Mueser K T, Sayers S L, Schooler N R, Mance R M, Haas G L
Department of Psychiatry, Medical College of Pennsylvania, Eastern Pennsylvania Psychiatric Institute.
Am J Psychiatry. 1994 Oct;151(10):1453-62. doi: 10.1176/ajp.151.10.1453.
The Scale for the Assessment of Negative Symptoms is a widely used instrument for measuring negative symptoms in schizophrenia, but few studies have examined its reliability. This study examined the interrater, internal, and test-retest reliabilities of the scale and its factor structure in the context of a multisite study.
Two hundred seven patients with schizophrenia who were participating in the Treatment Strategies in Schizophrenia study were assessed with the Scale for the Assessment of Negative Symptoms following a symptom exacerbation and again 3-6 months later. All assessments were performed by trained psychiatrists who were treating the patients.
Interrater reliabilities ranged from low to high for the items on the Scale for the Assessment of Negative Symptoms but were statistically significant in most cases. Most correlations between individual items and subscale total scores were moderate to high, as were coefficient alphas for each subscale, indicating adequate internal consistency. Test-retest correlations were of moderate magnitude. Few differences in reliability statistics between sites were found, although differences in mean scale ratings between sites were present. A factor analysis indicated three factors corresponding to the Affective Flattening or Blunting subscale, the Avolition-Apathy and Anhedonia-Asociality subscales, and the Alogia and Inattention subscales.
The results suggest that the Scale for the Assessment of Negative Symptoms has good reliability and is a useful instrument for the measurement of negative symptoms in multisite clinical studies. The internal reliability of the Alogia, Avolition-Apathy, and Inattention subscales could be improved by replacing some items and including additional items.

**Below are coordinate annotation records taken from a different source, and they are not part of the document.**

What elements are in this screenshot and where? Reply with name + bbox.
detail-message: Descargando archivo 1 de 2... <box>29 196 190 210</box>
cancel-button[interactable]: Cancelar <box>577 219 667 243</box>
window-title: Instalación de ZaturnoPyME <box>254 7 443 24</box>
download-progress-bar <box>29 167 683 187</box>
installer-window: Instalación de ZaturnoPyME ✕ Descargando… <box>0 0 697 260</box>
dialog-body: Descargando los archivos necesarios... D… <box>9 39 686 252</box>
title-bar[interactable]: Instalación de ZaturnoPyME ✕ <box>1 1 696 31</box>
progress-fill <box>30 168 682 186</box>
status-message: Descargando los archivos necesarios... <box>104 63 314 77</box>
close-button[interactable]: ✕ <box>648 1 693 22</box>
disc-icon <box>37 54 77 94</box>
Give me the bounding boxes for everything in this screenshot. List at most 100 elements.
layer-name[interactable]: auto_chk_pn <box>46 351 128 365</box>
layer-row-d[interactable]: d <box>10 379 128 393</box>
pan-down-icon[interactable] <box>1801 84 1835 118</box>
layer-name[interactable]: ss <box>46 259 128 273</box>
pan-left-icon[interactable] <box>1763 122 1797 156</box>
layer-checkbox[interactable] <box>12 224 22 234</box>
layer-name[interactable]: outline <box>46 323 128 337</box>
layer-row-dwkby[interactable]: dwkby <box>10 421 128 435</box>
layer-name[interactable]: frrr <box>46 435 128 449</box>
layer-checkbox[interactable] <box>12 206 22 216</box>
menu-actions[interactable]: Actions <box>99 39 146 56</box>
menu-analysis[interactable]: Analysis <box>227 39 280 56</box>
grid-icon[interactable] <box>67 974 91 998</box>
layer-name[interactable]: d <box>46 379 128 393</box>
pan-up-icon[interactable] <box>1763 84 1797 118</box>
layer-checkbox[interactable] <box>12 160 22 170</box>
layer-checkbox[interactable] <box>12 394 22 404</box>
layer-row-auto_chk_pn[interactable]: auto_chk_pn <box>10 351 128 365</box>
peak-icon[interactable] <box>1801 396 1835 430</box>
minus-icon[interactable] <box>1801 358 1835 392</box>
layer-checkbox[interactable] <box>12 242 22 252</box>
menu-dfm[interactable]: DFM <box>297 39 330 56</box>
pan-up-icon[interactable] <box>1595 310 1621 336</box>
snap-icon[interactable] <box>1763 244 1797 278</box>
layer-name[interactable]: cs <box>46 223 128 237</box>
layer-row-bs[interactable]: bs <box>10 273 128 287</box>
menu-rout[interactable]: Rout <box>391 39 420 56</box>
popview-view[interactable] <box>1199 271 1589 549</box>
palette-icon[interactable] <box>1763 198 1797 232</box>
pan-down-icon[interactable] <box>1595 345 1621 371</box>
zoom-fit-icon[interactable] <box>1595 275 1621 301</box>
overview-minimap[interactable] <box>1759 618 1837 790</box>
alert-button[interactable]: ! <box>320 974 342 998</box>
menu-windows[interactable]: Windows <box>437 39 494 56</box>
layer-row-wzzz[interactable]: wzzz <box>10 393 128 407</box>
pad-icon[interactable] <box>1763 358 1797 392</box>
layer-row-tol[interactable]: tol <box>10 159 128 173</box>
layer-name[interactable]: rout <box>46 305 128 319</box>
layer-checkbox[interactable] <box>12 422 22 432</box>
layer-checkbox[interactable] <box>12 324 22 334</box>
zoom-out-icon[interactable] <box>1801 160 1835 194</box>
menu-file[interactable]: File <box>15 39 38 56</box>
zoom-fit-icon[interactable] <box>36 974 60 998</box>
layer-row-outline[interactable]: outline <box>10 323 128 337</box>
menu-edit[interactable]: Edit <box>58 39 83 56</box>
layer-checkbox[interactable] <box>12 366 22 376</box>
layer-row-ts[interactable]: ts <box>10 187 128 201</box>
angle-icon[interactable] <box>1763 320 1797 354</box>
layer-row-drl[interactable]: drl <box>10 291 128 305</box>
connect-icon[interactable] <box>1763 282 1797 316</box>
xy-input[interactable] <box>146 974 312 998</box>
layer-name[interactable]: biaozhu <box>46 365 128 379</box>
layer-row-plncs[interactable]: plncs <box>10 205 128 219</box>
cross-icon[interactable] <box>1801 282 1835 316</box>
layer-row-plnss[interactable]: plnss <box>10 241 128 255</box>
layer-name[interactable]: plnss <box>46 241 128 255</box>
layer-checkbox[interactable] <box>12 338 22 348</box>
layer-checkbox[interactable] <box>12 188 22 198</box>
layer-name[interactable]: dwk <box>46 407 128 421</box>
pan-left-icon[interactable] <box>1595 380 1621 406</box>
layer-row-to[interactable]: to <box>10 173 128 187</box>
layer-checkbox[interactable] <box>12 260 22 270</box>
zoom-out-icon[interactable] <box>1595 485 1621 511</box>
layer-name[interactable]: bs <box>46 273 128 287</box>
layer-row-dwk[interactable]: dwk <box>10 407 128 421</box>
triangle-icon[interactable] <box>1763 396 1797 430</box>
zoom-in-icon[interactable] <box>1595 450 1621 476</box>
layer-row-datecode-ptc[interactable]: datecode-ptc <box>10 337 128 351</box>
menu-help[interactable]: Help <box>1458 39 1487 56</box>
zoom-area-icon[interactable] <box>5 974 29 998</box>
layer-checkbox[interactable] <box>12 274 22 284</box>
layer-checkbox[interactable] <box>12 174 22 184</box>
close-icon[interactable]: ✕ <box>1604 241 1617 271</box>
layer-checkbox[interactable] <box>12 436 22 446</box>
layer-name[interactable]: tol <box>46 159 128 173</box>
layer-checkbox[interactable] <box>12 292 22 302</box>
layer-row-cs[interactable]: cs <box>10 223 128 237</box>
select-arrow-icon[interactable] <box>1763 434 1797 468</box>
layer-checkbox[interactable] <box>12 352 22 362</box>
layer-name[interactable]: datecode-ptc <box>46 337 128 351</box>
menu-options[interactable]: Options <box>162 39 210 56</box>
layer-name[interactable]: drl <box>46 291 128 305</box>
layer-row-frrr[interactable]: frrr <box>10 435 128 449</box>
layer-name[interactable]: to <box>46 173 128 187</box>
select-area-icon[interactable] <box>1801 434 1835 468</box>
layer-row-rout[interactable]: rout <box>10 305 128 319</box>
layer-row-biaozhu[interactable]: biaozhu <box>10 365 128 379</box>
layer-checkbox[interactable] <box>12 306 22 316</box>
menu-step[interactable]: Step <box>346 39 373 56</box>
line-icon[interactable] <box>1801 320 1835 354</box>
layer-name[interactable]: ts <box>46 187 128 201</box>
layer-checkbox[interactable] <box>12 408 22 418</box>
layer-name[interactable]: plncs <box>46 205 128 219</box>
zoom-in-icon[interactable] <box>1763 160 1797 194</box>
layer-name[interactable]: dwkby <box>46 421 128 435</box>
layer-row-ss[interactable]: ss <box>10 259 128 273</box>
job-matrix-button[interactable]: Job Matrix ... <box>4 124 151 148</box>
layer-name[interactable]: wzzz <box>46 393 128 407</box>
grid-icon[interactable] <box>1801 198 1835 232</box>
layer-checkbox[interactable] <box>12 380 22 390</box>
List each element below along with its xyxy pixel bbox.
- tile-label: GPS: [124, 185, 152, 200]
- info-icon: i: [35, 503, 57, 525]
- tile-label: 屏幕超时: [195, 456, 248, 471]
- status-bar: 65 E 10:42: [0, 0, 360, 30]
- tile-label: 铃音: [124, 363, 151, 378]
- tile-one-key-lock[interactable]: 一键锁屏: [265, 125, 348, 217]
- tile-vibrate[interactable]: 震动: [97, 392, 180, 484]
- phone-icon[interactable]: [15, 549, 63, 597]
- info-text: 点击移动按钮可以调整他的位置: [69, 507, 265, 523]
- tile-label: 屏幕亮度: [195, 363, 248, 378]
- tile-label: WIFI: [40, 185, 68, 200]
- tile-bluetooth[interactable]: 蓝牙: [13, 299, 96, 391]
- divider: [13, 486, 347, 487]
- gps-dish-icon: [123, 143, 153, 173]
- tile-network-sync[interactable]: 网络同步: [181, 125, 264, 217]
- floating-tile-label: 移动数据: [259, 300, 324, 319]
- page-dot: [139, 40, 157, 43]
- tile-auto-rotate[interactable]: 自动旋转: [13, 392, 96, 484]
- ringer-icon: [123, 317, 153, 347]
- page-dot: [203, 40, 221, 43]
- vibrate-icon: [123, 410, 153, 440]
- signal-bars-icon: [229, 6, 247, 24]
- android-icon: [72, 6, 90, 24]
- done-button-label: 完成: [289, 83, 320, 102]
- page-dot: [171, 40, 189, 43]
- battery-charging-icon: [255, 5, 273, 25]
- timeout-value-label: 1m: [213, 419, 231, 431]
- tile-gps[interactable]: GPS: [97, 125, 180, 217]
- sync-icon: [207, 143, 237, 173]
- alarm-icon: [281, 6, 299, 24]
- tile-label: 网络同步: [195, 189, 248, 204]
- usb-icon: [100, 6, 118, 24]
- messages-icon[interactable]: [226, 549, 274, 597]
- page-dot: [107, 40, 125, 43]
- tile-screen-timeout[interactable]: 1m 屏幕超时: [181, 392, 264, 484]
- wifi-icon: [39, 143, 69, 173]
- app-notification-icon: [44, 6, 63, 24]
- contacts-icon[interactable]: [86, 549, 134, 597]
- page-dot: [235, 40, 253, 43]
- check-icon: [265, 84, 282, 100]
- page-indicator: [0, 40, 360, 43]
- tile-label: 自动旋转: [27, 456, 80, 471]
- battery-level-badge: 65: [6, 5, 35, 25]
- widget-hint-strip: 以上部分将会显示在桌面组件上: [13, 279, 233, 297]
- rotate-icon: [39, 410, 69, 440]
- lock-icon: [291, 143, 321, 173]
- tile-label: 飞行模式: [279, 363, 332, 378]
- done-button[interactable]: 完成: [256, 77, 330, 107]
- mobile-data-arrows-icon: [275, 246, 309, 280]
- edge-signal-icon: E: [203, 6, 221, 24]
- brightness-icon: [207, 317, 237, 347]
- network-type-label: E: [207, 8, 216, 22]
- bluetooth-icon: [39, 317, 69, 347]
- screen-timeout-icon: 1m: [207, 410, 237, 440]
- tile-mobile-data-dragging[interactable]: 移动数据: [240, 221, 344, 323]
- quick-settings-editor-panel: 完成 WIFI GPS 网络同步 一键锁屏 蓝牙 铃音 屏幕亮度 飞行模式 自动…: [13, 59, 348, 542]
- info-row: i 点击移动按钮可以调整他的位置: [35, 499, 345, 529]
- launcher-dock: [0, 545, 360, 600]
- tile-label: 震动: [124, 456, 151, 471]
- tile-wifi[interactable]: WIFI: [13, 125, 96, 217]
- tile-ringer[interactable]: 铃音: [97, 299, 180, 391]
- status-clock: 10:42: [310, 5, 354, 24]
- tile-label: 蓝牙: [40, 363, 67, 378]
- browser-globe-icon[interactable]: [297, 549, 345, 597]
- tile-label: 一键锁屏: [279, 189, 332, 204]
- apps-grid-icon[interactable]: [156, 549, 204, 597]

阴性症状评估量表是用于测量精神分裂症阴性症状的一种广泛使用的工具,但很少有研究检验其信度。本研究在多中心研究背景下检验了该量表的评分者间信度、内部信度、重测信度及其因子结构。
207例参与精神分裂症治疗策略研究的精神分裂症患者在症状加重时接受阴性症状评估量表评估,并在3至6个月后再次评估。所有评估均由治疗这些患者的经过培训的精神科医生进行。
阴性症状评估量表各项目的评分者间信度从低到高不等,但在大多数情况下具有统计学意义。单个项目与分量表总分之间的大多数相关性为中度到高度,各分量表的α系数也是如此,表明内部一致性良好。重测相关性为中等程度。尽管各中心之间量表平均评分存在差异,但在信度统计方面几乎没有发现差异。一项因子分析表明有三个因子,分别对应情感平淡或迟钝分量表、意志缺乏-淡漠和快感缺失-社交退缩分量表、言语贫乏和注意力不集中分量表。
结果表明,阴性症状评估量表具有良好的信度,是多中心临床研究中测量阴性症状的有用工具。通过替换一些项目并增加其他项目,可以提高言语贫乏、意志缺乏-淡漠和注意力不集中分量表的内部信度。